The final time the two teams played each other before becoming conference rivals came in the 1980 Fiesta Bowl when the No. 10 Nittany Lions’ balanced rushing attack held off the No. 11 Buckeyes for a 31-19 win. While possibilities abound of what the College Football Playoff picture will look like this winter and some have predicted an all-Big Ten semifinal, the 1980 Fiesta Bowl remains the only time the teams have met in the postseason.
Even after the Nittany Lions joined the Big Ten in 1993, the two teams played pretty comparably. Penn State was 4-5 through its first nine seasons in the conference, and it led the series as recently as 2005.
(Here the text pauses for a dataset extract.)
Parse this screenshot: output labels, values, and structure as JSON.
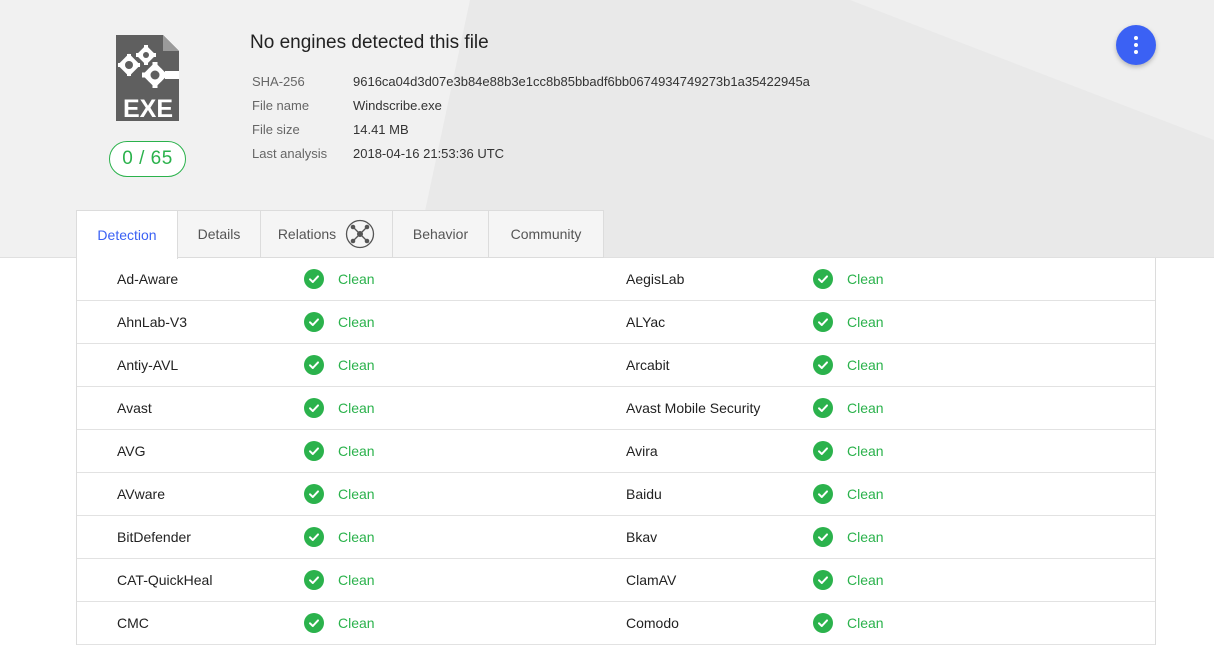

But between 2002 and 2016, the Buckeyes won 12 of their meetings with Penn State, including a run where they won seven out of nine from 2002-2009. Three of the four games Penn State officially won during this period (2010 was a vacated Ohio State win) came during the Nittany Lions’ signature seasons: 2005, 2008, and 2016. The other Nittany Lion win came in 2011, during what looked like what could’ve been another signature season for Penn State, but was ultimately derailed once the Sandusky Scandal surfaced.
2011 also marked the beginning of another era as Paterno’s legendary run came to a close. After a rare off year for the Buckeyes, when they finished 6-7, Meyer took the helm in Columbus, kickstarting another period of Buckeye dominance. Penn State’s win in 2011 evened up the all-time series, but the Nittany Lions are 1-4 and have yet to win at Ohio Stadium since then.
Saturday marks the biggest meeting since the late ’90s, when both teams hovered around the top ten seemingly every season. As lopsided as this rivalry has seemed at times, Penn State’s ascent back to the top of college football signifies the return of one of the sport’s most contentious annual matchups, complete with headline upsets, nail-biters, national implications, and no shortage of excitement, fanfare, and drama.